Search code examples
pysparkapache-spark-sqldatabricksazure-databricksazure-data-lake-gen2

How can we repair a Delta Location file in ADLS Gen 2


I am doing a truncate and Load of a delta File in ADLS Gen2 using Dataflows in ADF. After the successful run of Pipeline if I am trying to read the file in Azure Data Bricks i am Getting the below error.

A file referenced in the transaction log cannot be found. This occurs when data has been manually deleted from the file system rather than using the table DELETE statement. For more information,

One way which I found to eliminate this is restart the cluster in ADB. But, is there a better way to overcome this issue?


Solution

  • Sometimes changes in table partitions/columns will not be picked by hive megastore, refresh the table is always a good practice before you trying to do some queries. This exception can occur if the metadata picked up from the current job is altered from any other job while this job still running.

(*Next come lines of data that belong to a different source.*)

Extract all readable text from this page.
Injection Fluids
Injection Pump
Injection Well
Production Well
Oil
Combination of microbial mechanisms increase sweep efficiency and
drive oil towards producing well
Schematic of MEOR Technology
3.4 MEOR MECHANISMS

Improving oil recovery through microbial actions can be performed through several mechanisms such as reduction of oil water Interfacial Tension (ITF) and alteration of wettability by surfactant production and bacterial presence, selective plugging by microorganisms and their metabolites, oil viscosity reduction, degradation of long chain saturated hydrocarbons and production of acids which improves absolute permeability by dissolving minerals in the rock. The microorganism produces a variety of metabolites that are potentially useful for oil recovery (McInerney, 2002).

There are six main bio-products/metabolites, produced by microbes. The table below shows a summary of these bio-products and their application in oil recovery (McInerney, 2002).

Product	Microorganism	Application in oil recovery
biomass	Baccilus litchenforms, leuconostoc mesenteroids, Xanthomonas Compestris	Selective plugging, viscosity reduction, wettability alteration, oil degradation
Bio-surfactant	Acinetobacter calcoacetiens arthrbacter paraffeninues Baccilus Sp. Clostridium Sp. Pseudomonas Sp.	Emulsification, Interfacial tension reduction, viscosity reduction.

    Refresh Table: Invalidates the cached entries, which include data and metadata of the given table or view. The invalidated cache is populated in a lazy manner when the cached table or the query associated with it is executed again.

    %sql
    REFRESH [TABLE] table_identifier
    

    OR

    Here are some recommendations to resolve this issue:

    • Add the configuration either on cluster label (spark.databricks.io.cache.enabled false) or in first command of master notebook using spark.conf.set("spark.databricks.io.cache.enabled", "false")
    • Add the "sqlContext.clearCache()" after the delete operation.
    • Add the "FSCK REPAIR TABLE [db_name.]table_name" after delete operation.